楹羡明白。
若是所有的伤痛都会有人拥抱,恐怕就只能是创造出一个温暖的大家庭,而不是一个强盛的国家。
温情使人停滞不前,唯有人想要变强时,很多东西才会进步。
或许伤痛多了,死亡多了。
人才会想去改变,会努力适应生存的法则。
可若是,世上的所有人都善良,世上所有的伤痛都会被拥抱,那么每个国家自会和平友好的相处,又何来战争之说……
世人总是为了欲望而失了善良。
谁也不想在一个多大的,强盛的战乱国家里努力生存。
我们只想在充满温情,充满爱的环境中活着。
可那是不可能的……
楹羡知道,是不可能的。
若是可能,她又怎会如此?
世间万事,本就以利衡量,我岂有可抗衡之力?
繁华与否,从来和我没太大关系……
繁华也好,寂寥也罢,不过都是我一人在边疆看风景。
从前远处没有灯火,只有布满星光的穹苍,却也过得甚是安逸。
雀儿曾问过楹羡。
“你这么爱笑,是真的喜欢这人世间吗?”
楹羡当时沉默了,可现今也不知该如何回答。
……
或许只是因为,世人都喜欢爱笑的人吧。
呵。
世人若是更喜欢简简单单的人,我何苦把自己变得自己都嫌弃自己?
人真的是很复杂的动物。
你不知道曾经的我,我也不知道曾经的你。
没谁在乎谁的心脏被扎成了什么样?
也没谁在乎谁的灵魂碎了几瓣。
也无人在意谁暗夜里留了多少的泪?
什么都没人在乎……
谁在谁的眼里,都是无足轻重的存在。
生何欢,死何悲?
生言欢,不知世道炎凉,人心难知。
死何悲?不知碧落黄泉,亦是美景。
这世间,谁都会遇见一个温暖了岁月的人。
只是可惜,那个人再好,终究不过是自己生命中,那一瞬的烟花,纵使灿烂夺目,终究会归于尘埃。
这是逃不开的宿命。
就像是楚业曾说的。
文官死于阴谋,武将终于沙场。
这是宿命,从一开始,就定下来的宿命。
“你来了,殿下等你好久了。
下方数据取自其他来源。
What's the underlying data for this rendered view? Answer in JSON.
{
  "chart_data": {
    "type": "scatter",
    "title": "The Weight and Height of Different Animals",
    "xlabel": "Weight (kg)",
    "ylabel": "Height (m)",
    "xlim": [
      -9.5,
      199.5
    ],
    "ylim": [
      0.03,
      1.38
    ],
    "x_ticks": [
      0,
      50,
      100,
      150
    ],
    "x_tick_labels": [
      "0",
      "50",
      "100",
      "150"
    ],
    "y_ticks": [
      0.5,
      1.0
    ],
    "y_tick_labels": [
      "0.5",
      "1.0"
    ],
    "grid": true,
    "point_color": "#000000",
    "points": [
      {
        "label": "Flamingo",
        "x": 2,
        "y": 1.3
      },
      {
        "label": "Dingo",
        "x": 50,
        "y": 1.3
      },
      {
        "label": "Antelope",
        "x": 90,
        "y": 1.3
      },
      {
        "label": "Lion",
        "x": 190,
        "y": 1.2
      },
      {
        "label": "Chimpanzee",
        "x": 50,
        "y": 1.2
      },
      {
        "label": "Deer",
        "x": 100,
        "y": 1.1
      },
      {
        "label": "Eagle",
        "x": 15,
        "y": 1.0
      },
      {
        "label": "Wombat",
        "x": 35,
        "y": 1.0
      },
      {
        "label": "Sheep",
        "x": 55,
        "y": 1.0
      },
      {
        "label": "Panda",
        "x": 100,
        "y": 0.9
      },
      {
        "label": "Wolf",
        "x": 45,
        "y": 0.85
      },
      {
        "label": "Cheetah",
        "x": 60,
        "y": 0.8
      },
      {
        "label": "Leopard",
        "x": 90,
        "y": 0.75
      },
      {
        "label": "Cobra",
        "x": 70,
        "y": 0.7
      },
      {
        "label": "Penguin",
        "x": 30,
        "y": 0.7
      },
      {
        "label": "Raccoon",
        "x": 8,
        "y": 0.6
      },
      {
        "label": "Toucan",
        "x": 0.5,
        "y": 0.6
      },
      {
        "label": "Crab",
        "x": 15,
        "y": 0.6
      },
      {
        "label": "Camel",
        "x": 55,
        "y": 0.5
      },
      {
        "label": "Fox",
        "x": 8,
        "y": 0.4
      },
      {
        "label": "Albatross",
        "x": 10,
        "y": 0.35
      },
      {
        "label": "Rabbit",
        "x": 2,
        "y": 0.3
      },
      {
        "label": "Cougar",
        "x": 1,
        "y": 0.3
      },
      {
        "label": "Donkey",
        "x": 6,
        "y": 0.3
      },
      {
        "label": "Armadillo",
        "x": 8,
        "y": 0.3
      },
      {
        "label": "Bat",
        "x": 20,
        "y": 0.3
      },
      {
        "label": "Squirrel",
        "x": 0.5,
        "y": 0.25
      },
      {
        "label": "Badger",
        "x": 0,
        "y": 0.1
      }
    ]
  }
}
”
见到陶锦在路口接自己,楹羡不由一惊。
“没想到,你还真是个粘人的小妖精。”楹羡打趣道。
“殿下脸色很不好,连着好几天失眠,你一会儿仔细看看他,回头告诉我需要买些什么食材给他补补。”
“好,”楹羡眯眼笑了,“你啊,真是个贤内助,凛王是有福气啊。”
“你真得好好看看啊,我怎么感觉你那么不着调呢。”陶锦撅起小嘴道,“我可是认真的。”
楹羡不由咧嘴笑的更开心了。
“真正的公主,必须跟随我国使臣去涑国,亲自给我国国主认错受罚!”
“她也是受害者啊,谁也不想这样的。”凛王满目焦虑道,“你们不能太过分了。”
“过分?凛王殿下!”使臣怒了,“贵国随便找一女子假扮贵国公主去和我国和亲,这是结盟该有的态度吗?”
“怎么?”使臣道,“先不说我涑国的数万男儿不如贵国一女子,就单单说和亲一事,我涑国皇子还配不上贵国公主吗?”
“可当时公主被甸国俘获,而她回来之后,状态一直不好……”
“殿下,您这都是借口,且不说公主回来了,说难听点,就是那公主死在了甸国,贵国也不能随便找一女子与我涑国王室成亲!”
“……”凛王语塞。
“这使臣怎么这么说话?”陶锦作势上前理论一番。
楹羡伸手,拉住了陶锦。
“此事是我们错在先,涑国感觉到被侮辱,说话难听也正常。”
楹羡看向陶锦道。
“你去拿些降火的茶来,凛王此刻,肯定心烦意乱的。”
“好。”说着,陶锦转身小跑开了。
楹羡深呼了口气,走进了大厅。
朝凛王行礼道:“四哥哥好。”
而后又朝涑国使臣道:
“我愿随诸位去涑国,到时要杀要剐,绝无怨言。
也请四哥哥告诉父皇,不论……不论我是生是死,切莫怪罪涑国。”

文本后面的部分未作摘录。